Начался последний, казавшийся бесконечным, спуск. Все вниз и вниз, ноги безостановочно перескакивали с камня на камень, упирались подошвами в крутой склон. Бедный Наль так сбил лапы, что пришлось нести его на руках. Вот уж показалась глубоко внизу зеленая гладь Сарезского озера, такого желанного после ночных скитаний. Вскоре я услышал выстрел, а затем встретил товарищей, которые в полном составе вышли на мои поиски.
Со времени моего ухода из лагеря прошло полтора суток. Почти столько же я проспал, отдыхая после похода, и еще день еле ходил, так болели от перенапряжения мышцы ног. Гораздо неприятнее было строгое разбирательство моего проступка. За нарушение дисциплины, пренебрежение техникой безопасности и срыв на день работы отряда мне грозило отчисление из экспедиции. И тут я почувствовал, что недавно желанный отъезд уже меня не прельщает. Уехать и не побывать больше в зеленой долине, этом открытом мною оазисе жизни? Не полюбоваться еще раз с гребня далекой панорамой гор, не добыть киика, не пройти до конца мрачное ущелье, в которое попал ночью? Нет, с этим я был решительно не согласен!
За время одинокого блуждания в горах что-то во мне изменилось. Несмотря на выпавшие тяготы, горы перестали угнетать меня, дружески манили неизведанным, стали как-то доступнее и понятнее. Возможно потому, что впервые я увидел их не только снизу, но и сверху, и незабываемое ощущение простора, испытанное на вершине хребта, осталось со мною и в тесных долинах.
Я благополучно работал на Памире до осени. Остались трудности высокогорья, но пришел опыт их преодоления. Было множество других, куда более удачных походов, но запомнился именно этот и остался в памяти самым ярким памирским впечатлением.
Крещение по-памирски
Поход к устью Мургаба поручили возглавить мне, новичку в горах. Уже не помню, почему я согласился. Боюсь, что я оказался мелочно тщеславен и польстился на звание «старшего разведгруппы».

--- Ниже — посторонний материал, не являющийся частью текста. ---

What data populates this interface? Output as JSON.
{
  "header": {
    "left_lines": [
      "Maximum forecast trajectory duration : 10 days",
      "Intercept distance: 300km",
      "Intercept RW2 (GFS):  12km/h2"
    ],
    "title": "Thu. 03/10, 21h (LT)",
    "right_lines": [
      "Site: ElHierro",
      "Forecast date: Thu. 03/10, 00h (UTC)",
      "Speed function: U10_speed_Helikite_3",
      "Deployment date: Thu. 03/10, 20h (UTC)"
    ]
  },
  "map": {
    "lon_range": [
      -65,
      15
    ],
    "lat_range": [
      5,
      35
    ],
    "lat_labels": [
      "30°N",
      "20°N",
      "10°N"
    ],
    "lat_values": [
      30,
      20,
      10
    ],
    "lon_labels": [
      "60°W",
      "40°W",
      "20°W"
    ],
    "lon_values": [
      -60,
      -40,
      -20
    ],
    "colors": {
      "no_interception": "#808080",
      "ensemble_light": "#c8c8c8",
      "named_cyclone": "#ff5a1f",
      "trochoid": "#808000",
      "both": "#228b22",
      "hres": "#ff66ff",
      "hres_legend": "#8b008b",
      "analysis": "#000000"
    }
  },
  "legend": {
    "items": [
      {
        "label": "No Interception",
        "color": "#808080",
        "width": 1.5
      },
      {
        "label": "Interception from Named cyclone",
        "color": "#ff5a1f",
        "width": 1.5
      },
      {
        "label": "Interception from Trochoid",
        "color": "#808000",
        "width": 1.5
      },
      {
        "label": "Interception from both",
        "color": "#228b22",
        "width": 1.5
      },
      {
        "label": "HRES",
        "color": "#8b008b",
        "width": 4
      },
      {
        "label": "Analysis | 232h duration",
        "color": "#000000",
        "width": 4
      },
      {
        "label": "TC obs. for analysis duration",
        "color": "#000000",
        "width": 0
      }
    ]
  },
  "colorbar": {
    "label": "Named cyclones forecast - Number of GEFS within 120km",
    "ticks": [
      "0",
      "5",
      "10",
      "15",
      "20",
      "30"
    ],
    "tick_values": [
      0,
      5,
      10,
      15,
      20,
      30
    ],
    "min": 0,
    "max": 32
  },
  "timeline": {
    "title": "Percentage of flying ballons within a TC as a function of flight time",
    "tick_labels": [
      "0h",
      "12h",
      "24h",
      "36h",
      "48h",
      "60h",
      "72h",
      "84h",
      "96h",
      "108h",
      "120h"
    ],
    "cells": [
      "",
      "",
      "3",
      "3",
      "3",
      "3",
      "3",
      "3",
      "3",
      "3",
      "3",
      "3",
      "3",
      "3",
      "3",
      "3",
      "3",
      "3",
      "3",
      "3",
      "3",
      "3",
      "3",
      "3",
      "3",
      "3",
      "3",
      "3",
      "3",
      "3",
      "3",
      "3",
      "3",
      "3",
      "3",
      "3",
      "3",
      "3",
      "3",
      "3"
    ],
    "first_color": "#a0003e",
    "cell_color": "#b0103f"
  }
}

Неприятности начались с самого начала. Тропа, по которой мы шли вдоль Мургаба, внезапно исчезла: течение подмыло склон, и часть его рухнула в реку. Для прохода человека в обрыве было выдолблено несколько ямок: вставляя в них руки и ноги, можно было вскарабкаться метра на два вверх, где по карнизу шло продолжение тропки. Под ногами ревел Мургаб, тяжелый рюкзак тянул назад, в пустоту, края ямок предательски осыпались. Один я бы ни за что здесь не пошел, но обе наши девушки уже преодолели опасное место и отставать от них было невозможно стыдно. Когда я достиг карниза, ноги и руки у меня от страха тряслись, а спина взмокла от пота.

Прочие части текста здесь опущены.